Ayra was innocent and curious about the outside world and Apu served as a parental figure trying to ensure both their safety. The characters were very well written and the chemistry between the two sisters felt real.
At night, the two take spelling pills and sleep inside a moshari (mosquito net). Ayra, being curious about what goes on after dark, skips the pill given to her by her sister one night. She later finds something lurking in the dark right outside of their moshari.
The story is good and might initially seem like another horror movie, but upon closer inspection you will find deeper messages scattered throughout.

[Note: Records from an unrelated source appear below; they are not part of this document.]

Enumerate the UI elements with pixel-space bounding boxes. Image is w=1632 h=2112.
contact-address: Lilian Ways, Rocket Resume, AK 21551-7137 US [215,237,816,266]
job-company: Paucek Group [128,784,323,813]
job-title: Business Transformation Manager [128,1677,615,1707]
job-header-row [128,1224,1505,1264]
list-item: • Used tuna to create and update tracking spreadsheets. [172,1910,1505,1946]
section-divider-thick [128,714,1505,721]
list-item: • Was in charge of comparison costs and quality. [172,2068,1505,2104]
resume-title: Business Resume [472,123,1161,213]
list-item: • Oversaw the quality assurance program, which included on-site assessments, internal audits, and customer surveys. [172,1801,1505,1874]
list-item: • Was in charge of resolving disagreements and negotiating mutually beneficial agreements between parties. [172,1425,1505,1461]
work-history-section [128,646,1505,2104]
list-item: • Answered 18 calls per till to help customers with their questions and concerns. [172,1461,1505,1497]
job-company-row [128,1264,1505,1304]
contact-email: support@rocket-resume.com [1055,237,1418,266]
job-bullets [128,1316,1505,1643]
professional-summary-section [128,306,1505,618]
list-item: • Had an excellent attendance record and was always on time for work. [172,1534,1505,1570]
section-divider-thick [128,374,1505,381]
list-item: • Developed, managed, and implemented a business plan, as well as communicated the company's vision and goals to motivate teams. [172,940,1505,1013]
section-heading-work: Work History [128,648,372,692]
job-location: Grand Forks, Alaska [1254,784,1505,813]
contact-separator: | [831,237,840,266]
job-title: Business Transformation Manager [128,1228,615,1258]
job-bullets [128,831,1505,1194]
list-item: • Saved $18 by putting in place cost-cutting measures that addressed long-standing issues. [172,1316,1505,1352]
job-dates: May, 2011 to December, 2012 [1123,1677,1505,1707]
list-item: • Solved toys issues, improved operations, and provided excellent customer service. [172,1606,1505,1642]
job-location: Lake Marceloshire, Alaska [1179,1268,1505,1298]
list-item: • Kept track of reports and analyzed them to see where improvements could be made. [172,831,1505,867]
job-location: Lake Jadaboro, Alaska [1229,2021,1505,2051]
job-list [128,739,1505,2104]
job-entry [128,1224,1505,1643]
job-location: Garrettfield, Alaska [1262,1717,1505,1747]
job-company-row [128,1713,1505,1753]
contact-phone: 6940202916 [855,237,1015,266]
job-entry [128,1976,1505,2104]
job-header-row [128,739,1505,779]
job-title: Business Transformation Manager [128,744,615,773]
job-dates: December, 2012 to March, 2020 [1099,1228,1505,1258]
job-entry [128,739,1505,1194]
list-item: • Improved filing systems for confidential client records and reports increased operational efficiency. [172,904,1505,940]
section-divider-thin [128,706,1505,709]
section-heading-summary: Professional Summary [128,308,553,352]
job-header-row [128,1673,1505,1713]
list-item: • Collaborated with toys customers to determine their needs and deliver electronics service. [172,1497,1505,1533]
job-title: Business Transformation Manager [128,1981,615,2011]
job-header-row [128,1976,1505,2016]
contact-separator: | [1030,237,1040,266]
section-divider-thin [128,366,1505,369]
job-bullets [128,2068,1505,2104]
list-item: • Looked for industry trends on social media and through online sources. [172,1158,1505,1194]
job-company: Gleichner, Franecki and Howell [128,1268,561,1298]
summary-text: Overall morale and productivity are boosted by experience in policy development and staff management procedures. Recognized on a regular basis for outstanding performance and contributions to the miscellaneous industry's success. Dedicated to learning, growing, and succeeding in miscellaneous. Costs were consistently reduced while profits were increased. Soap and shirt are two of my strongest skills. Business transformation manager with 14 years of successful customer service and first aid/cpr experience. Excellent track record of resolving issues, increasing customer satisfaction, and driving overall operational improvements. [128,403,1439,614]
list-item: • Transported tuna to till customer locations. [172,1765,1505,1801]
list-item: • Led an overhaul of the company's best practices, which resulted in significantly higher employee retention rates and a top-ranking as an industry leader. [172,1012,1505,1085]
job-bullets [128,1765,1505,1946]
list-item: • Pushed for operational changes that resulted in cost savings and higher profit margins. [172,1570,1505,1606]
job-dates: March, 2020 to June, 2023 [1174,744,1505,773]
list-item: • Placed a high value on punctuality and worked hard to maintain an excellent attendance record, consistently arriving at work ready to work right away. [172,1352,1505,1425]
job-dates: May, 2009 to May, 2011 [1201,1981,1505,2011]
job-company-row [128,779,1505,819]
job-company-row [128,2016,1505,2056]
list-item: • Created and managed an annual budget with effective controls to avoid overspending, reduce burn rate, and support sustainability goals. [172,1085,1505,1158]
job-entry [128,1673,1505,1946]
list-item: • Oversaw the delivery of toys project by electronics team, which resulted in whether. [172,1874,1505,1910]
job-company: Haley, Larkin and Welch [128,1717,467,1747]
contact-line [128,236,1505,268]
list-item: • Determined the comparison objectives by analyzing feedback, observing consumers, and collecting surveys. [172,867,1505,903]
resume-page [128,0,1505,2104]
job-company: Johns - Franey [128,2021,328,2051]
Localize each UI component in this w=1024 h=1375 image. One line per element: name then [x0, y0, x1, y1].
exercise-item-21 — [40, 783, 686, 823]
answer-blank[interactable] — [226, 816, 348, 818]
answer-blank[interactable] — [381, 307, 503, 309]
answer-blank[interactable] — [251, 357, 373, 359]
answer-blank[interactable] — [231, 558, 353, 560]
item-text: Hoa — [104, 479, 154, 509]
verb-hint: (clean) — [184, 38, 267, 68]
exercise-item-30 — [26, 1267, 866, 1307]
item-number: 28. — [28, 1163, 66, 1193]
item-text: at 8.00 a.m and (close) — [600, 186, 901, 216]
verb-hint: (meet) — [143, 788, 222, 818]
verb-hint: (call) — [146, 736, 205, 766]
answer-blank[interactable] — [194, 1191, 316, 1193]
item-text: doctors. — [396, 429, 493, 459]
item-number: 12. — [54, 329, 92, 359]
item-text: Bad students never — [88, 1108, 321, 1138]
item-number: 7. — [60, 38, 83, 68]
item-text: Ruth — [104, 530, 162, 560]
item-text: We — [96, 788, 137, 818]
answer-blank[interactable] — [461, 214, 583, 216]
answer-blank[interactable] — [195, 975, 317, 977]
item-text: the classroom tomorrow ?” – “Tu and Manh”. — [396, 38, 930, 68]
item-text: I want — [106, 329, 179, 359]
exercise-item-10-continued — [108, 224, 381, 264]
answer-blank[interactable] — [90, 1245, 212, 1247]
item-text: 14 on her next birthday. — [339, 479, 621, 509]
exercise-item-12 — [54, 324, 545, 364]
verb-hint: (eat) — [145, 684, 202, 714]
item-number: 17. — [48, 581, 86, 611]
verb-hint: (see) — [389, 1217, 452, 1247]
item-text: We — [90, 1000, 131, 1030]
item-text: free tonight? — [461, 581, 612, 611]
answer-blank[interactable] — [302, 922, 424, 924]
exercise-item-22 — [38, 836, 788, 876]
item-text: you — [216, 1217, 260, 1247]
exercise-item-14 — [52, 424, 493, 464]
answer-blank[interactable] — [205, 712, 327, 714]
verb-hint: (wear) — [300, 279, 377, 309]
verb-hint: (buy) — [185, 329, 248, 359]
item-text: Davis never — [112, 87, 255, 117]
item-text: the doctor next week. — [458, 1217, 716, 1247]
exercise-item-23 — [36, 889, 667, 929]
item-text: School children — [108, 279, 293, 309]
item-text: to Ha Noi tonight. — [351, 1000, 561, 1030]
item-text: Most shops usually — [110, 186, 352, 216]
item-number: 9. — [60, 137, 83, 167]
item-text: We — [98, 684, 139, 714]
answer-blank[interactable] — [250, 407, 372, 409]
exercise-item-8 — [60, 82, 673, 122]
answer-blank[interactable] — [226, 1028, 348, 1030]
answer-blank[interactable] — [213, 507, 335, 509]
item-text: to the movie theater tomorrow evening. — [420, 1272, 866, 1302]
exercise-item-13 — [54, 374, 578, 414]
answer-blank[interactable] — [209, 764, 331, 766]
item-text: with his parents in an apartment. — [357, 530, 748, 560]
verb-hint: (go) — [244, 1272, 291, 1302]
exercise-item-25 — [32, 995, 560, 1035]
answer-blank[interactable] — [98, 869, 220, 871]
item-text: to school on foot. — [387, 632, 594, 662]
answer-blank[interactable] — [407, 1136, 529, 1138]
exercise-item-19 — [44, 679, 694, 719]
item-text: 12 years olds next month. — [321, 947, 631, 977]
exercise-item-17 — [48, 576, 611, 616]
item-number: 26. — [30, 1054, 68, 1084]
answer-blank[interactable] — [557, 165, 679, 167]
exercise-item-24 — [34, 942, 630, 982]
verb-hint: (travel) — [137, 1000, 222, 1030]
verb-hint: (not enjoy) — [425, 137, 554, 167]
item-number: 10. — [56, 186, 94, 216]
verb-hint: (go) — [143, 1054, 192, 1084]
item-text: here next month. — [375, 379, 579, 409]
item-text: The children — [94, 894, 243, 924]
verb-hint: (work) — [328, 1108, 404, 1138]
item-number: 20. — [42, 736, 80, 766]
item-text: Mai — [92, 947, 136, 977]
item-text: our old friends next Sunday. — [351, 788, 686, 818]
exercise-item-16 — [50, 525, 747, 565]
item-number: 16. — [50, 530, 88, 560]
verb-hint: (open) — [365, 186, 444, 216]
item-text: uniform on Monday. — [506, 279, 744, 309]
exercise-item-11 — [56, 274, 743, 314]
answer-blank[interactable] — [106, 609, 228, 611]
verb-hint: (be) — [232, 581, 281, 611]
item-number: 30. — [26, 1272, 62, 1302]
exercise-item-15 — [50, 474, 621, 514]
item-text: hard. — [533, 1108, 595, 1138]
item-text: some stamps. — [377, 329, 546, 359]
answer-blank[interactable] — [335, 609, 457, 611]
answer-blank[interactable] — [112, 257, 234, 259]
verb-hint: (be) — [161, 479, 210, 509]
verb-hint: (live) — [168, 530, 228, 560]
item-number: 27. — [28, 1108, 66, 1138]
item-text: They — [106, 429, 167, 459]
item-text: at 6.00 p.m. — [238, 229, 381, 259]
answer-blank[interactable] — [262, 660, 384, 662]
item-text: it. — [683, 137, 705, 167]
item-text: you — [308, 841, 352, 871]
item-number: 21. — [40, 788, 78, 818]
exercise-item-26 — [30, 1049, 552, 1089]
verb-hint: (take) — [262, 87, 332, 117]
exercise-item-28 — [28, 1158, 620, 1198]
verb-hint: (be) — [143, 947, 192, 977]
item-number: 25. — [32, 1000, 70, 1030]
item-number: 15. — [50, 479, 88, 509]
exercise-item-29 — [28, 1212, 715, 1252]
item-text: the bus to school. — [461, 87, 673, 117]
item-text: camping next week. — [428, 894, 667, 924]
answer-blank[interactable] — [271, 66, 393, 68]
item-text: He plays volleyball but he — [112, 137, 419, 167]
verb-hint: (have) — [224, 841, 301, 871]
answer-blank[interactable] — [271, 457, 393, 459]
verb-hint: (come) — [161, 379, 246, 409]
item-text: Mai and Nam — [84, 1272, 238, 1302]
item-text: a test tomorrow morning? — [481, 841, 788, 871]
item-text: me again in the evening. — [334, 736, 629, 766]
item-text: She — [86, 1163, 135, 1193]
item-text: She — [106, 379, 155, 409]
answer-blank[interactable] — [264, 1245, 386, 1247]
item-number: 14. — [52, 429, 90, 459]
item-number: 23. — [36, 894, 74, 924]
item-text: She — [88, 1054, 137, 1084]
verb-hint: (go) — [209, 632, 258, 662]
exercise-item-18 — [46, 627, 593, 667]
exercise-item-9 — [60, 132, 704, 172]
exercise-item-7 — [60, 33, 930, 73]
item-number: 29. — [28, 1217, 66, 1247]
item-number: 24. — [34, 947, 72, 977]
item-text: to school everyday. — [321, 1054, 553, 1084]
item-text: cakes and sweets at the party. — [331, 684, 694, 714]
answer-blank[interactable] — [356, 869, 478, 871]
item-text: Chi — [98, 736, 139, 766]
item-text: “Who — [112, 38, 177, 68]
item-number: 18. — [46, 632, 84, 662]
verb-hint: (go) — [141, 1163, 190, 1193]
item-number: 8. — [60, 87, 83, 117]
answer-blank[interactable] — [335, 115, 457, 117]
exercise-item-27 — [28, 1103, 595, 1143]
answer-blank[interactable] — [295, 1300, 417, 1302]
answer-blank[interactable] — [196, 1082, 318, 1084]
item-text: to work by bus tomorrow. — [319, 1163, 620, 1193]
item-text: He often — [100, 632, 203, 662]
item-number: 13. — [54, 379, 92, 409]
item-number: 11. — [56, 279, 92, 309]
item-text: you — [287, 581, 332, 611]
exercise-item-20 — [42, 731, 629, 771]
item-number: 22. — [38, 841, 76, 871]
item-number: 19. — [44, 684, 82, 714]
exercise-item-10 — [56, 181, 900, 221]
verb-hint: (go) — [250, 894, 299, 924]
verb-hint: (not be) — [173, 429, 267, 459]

It speaks out against social norms and stigmas.
First world countries often look down upon us, yet it was the underdogs in the story who survived the apocalypse. The creatures of the night prey on young women like a lot of men in the real world, and the concept of girls not being allowed to go out after dark is another traditional norm in our society.
Nuhash presented these ideas quite boldly through his film and these additions gave the short a lot more meaning. It is a testament to how much can be said in just 21 minutes of storytelling.
The art direction, cinematography and editing made the film a very compelling watch. Ejaj Mehedi's camerawork was just perfect and the editing was crisp, connecting all the pieces together. The colour grading also complimented ambience, making it such an engaging experience.
Moshari is not just another horror film, it is so much more. The film is scary, engaging and speaks out for the marginalised. The art of storytelling is getting more and more innovative with each passing day and Nuhash Humayun is undoubtedly one of the leaders in the Bangladeshi film industry. We can't wait to see where he goes next.
So is Moshari worthy of winning an Oscar? Only time will tell. But it would definitely be ground breaking to see a Bangladeshi film nominated for the award for the first time ever.